Мажук охотился на людей - так представля­лось Саньке, и она боя­лась его больше, чем ле­шего в лесу, русалку в речке, домового под печ­кой и, если случилось встречаться с ним на ули­це, обходила далеко сто­роной или ныряла в чью-нибудь подворотню. Чу­дилось, остановится Ма­жук, поманит пальцем:

- Иди-ка сюда.

И будет смотреть на нее зелено-хвойными, дремотными, как лес в жаркий полдень, когда все прячется в тень и только кобчик кричит истомленно - пи-ить, пи-ить! - да вечно настороженная сорока предупреждает об опасности - глазами.

Мажука Санька боя­лась, а детям его завидо­вала: ели они всегда досы­та, одевались чисто.
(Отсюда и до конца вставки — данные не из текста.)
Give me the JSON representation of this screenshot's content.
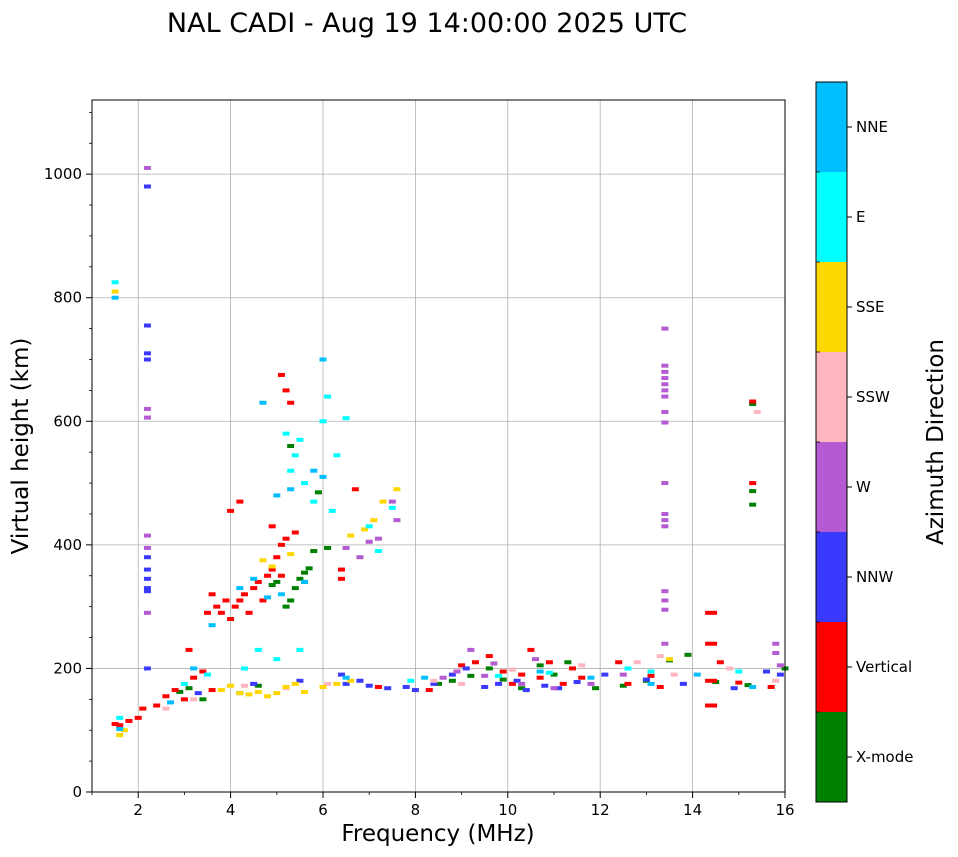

У Таньки с Валькой всегда были цветные платьишки, чулочки городской вязки, сандалики. Да и Сережка лучше других мальчишек в Марьевке ходил - без зап­латок. И хоть были Сань­ка с Валькой одно время подружками, в гостях у нее Санька не была ни разу - боялась Мажука. Боялась она его, когда была ребенком, боялась и когда выросла, но на по­кражу все-таки решилась: без сарая в зиму не пой­дешь, а с овцами и козой в избе зимовать не будешь.

Хочешь не хочешь, а идти надо.

Х

В лес Санька поехала перед обедом. Взяла у Мякишевых тележку, у них же и ножовкой разжилась, топор у них с матерью был свой, Яков только пото­чил его на каменном ко­лесе под лапасом. Варька отговаривала:

- Не ездила бы ты, Саня. Выстережет, и не услышишь, как подкра­дется. Накличешь беду на себя.

- И так вся в беде, бедее уж и не бывает, - от­шутилась Санька.

А сердце ныло.

Пугало неведомое.

Санька упрятала пилу с топором под дно тележ­ки, привязала их там об­рывком веревки к подуш­ке оси, выкатила тележку со двора на улицу.

На улице - солнышко.

Вдоль изб в палисадни­ках - клены, березки, то­поля. Так уж повелось в Марьевке: рождается ребе­нок, и в его честь отец са­жает перед избой деревце.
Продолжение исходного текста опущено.